Johnson Asiedu Nketia
A recall of NDC General Secretary Johnson Asiedu Nketia’s remarks in 2012 when his party was declared winner of the elections under unconvincing circumstances is instructive today as the opposition party sulks loudly over its loss at the December 7 polls.
He said in Akan as he took a swipe at Nana Akufo-Addo at the time that a person who has lost the election and was expecting that a delegation would go to his residence to beg him won’t have that privilege.

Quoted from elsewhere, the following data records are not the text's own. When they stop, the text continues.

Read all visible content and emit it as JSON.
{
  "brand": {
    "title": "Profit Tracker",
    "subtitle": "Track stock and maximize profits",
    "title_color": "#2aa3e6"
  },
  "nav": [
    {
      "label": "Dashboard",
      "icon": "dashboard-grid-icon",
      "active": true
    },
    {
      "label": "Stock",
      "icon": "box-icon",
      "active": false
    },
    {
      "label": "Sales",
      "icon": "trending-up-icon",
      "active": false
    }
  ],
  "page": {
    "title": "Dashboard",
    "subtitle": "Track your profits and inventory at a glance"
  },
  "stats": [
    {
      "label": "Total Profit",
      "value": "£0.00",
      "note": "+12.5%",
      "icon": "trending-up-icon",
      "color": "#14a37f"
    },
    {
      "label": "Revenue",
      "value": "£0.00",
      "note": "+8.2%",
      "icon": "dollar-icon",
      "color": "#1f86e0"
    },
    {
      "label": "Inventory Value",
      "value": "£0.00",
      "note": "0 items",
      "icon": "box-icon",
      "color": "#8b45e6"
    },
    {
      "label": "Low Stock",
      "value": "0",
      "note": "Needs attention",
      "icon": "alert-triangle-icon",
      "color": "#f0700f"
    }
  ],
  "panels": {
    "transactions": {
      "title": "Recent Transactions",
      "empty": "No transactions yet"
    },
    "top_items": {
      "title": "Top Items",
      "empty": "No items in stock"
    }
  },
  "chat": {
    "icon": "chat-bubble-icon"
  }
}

He repeated “that won’t happen.”
The obviously elated John Mahama also stated that the EC had spoken and those who had issues with the outcome of the verdict should go to the Supreme Court.
Unfortunately, even as the former President is sulking over his defeat, he does not appear to be inclined to the course the NPP took when it was robbed of victory.
Today, the NPP has won a Presidential election, the margin beyond what the NDC managed to steal from the former in 2012.
What went round has come around and today the NDC is crying foul over an election everybody but the opposition has described as the finest in recent times.
We are hard pressed not to believe that the NDC is unable to head for the Supreme Court because of its inability to assemble convincing evidence to back its case.
The cacophonic street carnivals fueled by lies being churned out by the opposition leadership is nothing but a face-saving strategy.
It has worked because but for it the rank and file, membership of the party would have descended upon the leadership.
The truth might never be known by the ordinary members for whom the rather complex computation of pink sheet figures is incomprehensible.
Having displayed what modern IT systems can do in electoral computing circumstances in both the 2016 and the recent elections, the NPP has a lot to teach its NDC counterparts.
The two parties are light years apart from each other when issues of computing are on the table.
The calls for the NDC to go to the Supreme Court as the former President told the NPP in 2012 is showing no signs of abating even as the defeated politician remains in the trench of defiance.
Very soon Ghanaians must tell him to either go to the Supreme Court or spare us the noise about fabricated claims of electoral thievery.
The confusion afflicting the former President has infected the youth he continues to lie to.
A preference for street carnival to proceeding to the Supreme Court by the former President and his party is surreal.
Not all idiots can go to court. Right or wrong?